Opened in July of 2019, Books & Brews has been a local business innovator amid the restrictions and closures brought on by COVID-19.
Books & Brews, which combines the elements of a pub and a reading room, located at 107 East Church St., instituted standard safety precautions: worker and customer mask-wearing, limited capacity, socially-distant tables, no-touch QR code menus and constant sanitation. The place makes use of outdoor patio seating and works hard to stay open and continue serving as a safe, eclectic place to gather.
But the business also has developed a retail partnering operation with another local business, sharing both space and customers.
“I was inspired by the traffic that the Oxford Farmers Market gets from selling their varied goods every Saturday,” said Books & Brews owner Ann Kamphaus.
The new partnership combines the efforts of Books & Brews and Shademakers, a local garden and landscaping business. The partnership allows goods from Shademakers to be conveniently featured at Books & Brews for easy customer accessibility.
“We’ve been friends with Ann for a long time, so when she reached out to collaborate we thought it was such a great opportunity to connect our businesses,” said Doug Drake, co-owner of Shademakers.
Doug and his brother, Rob Drake, have provided gardening and landscaping services in the Oxford area since 1991.
Because of the pandemic, people have more time to experiment with gardening at home, and we are trying to provide the best service,” said Kevin Wilson, a part-owner of Shademakers. “We already have two shops in Oxford, one is Shademakers Nursery and the other is Shademakers Garden Center, which is our new place that just opened this year,” said Wilson.
The coronavirus has created challenges but also unique, creative opportunities, for garden stores. As reported in a Springer agriculture research report in June: “Home gardening can play an important role in advancing food and nutritional security during and after the COVD-19 pandemic.”
With pumpkins, mums, gourds, and classic fall beverages such as pumpkin beer and apple cider slushies, Books & Brews and Shademakers offer customers all their fall favorites in one, combined location.
“We would love to do more in the community during this time and are very excited about our new partnership with Books & Brews,” said Drake.
Kamphaus is excited for this new partnership adventure and hopeful it will create more traffic for both businesses in the Oxford Community.
Kamphaus said she had wanted to own a coffee shop/bookstore for years before setting up with the Books & Brews franchise last year. Previously a children’s librarian, her love for books, literature, and bringing people together inspired her to open Oxford’s Books & Brews.
Based in Indianapolis, Books & Brews appeals to people because it offers a unique culture of inclusivity and can entertain people with different interests, said Kamphaus.
In addition to the partnership with Shademakers, Kamphaus still has other plans in mind to attract diverse groups of people during these uncertain times.
“Our customers have remained varied. About 60 percent, I would say, are Miami students, but we still get a fair amount of families, business groups, townies and older community members,” Kamphaus said.
For instance, Delta Sigma Phi, just hosted its philanthropy euchre event privately at Books & Brews on Oct. 13.
“We are more than happy to host philanthropic events like these so long as we have the room and can do so safely,” Kamphaus said.
“I’m just so happy we are still in business. We have been very meticulous about safety while getting creative to keep customers coming in,” said Delaney McLaughlin, worker at Books & Brews and a Miami Student.
A popular study spot for students by day and resident bar by night, has added fun specials to their nightly menu to increase revenue and attract diverse groups of people in the community.
With Martini Tuesdays, Wine Wednesdays and Trivia Thursdays, Books & Brews offers fun drink specials for their guests.
“There’s a little something here for everyone,” said Kamphaus.
With craft beers and a full bar, coffee options, entrees and appetizers, $3 books, games to play, and wares from local vendors, Books & Brews was able to stay alive during COVID-19. A large source of revenue stems from college students, as it is a different type of bar to socialize at.
“The outdoor patio has been my COVID-19 savior,” Kamphaus said.
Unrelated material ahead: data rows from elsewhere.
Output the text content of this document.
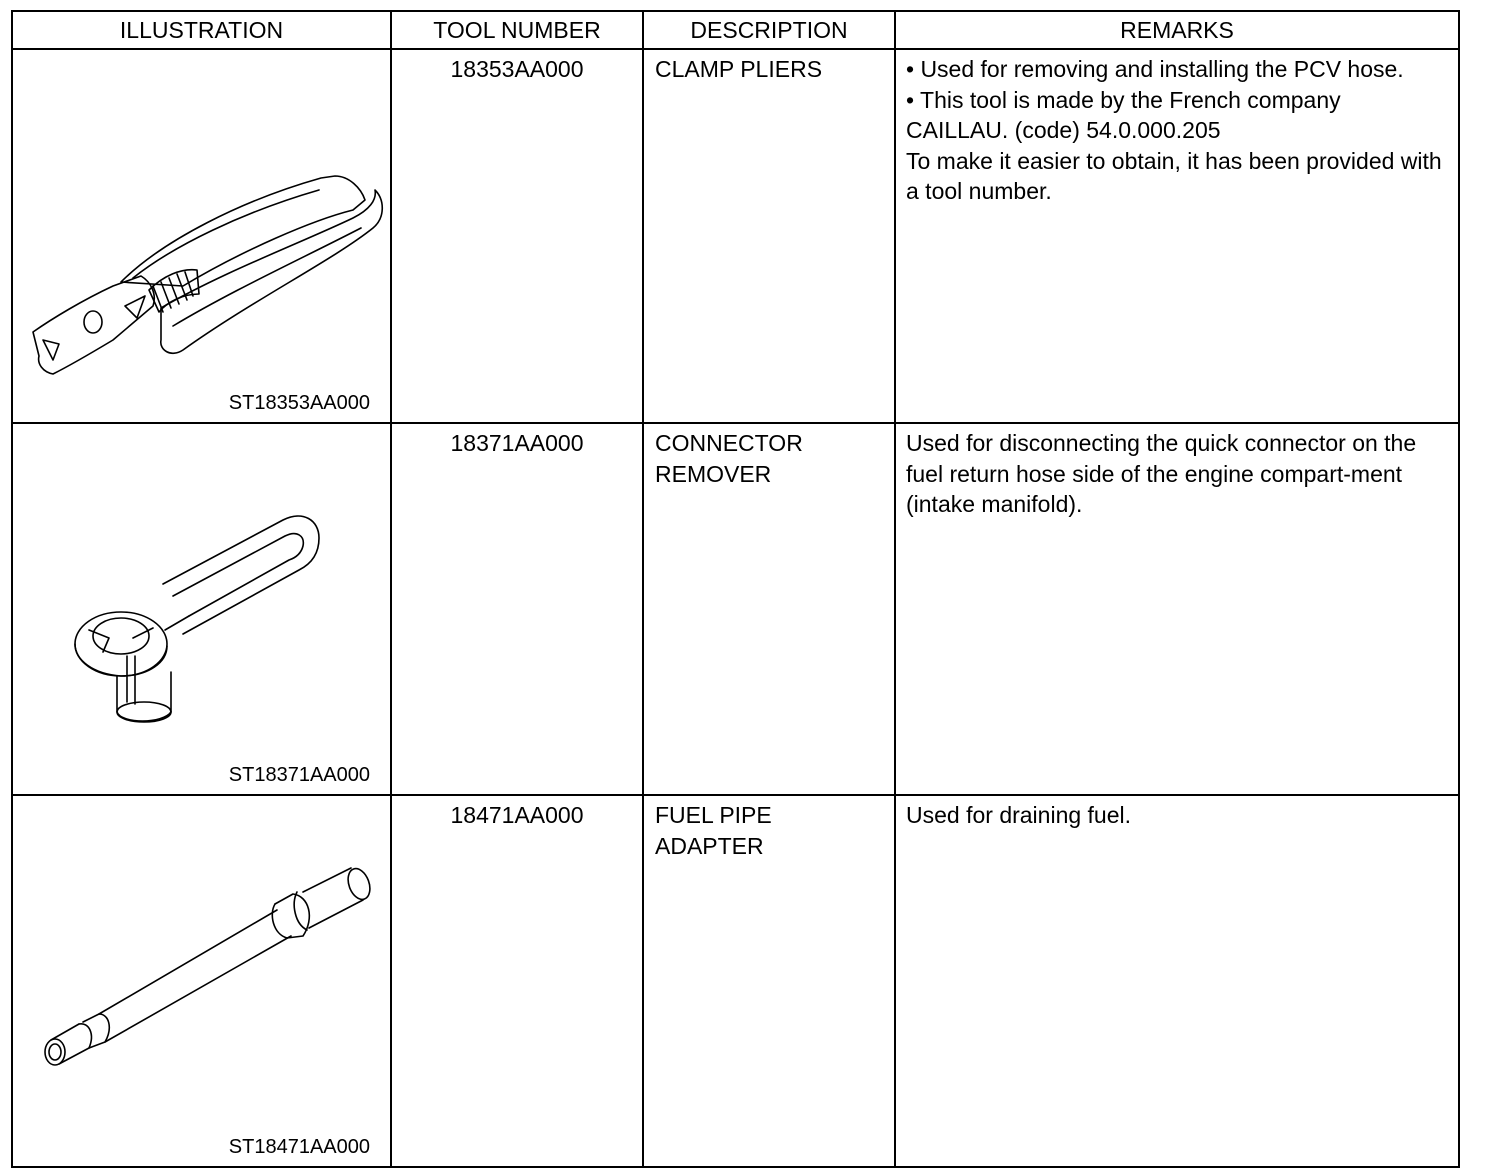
ILLUSTRATION	TOOL NUMBER	DESCRIPTION	REMARKS

ST18353AA000	18353AA000	CLAMP PLIERS	• Used for removing and installing the PCV hose.

• This tool is made by the French company CAILLAU. (code) 54.0.000.205

To make it easier to obtain, it has been provided with a tool number.

ST18371AA000	18371AA000	CONNECTOR REMOVER	Used for disconnecting the quick connector on the fuel return hose side of the engine compart-ment (intake manifold).

ST18471AA000	18471AA000	FUEL PIPE ADAPTER	Used for draining fuel.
Adorned with lights, seasonal flowers, and spacious tables, it’s been a popular spot among customers during this warmer weather.
“Ann has been incredibly innovative in order to keep her small business alive during Covid-19,” said vendor Kelsey Hunsche. Hunsche just recently started selling her hand-made, oil roller necklaces at the start of COVID-19, and now makes and sells them at Books & Brews. Her business, Three Arrows Oils, offers rollers that have mixed scents, crystals, and different healing properties.
“I immediately reached out to Ann when I heard the Books & Brews franchise was coming to Oxford. I was just so excited! It’s such a unique spot,” Hunsche said.
Recently, Kamphaus and Hunsche have been in collaboration to brainstorm new ideas such as a “create your own roller night” that would be open to the public.
For now, Books & Brews remains a viable and fun option for all members of the Oxford community during COVID-19, with events, specials, and new partnerships.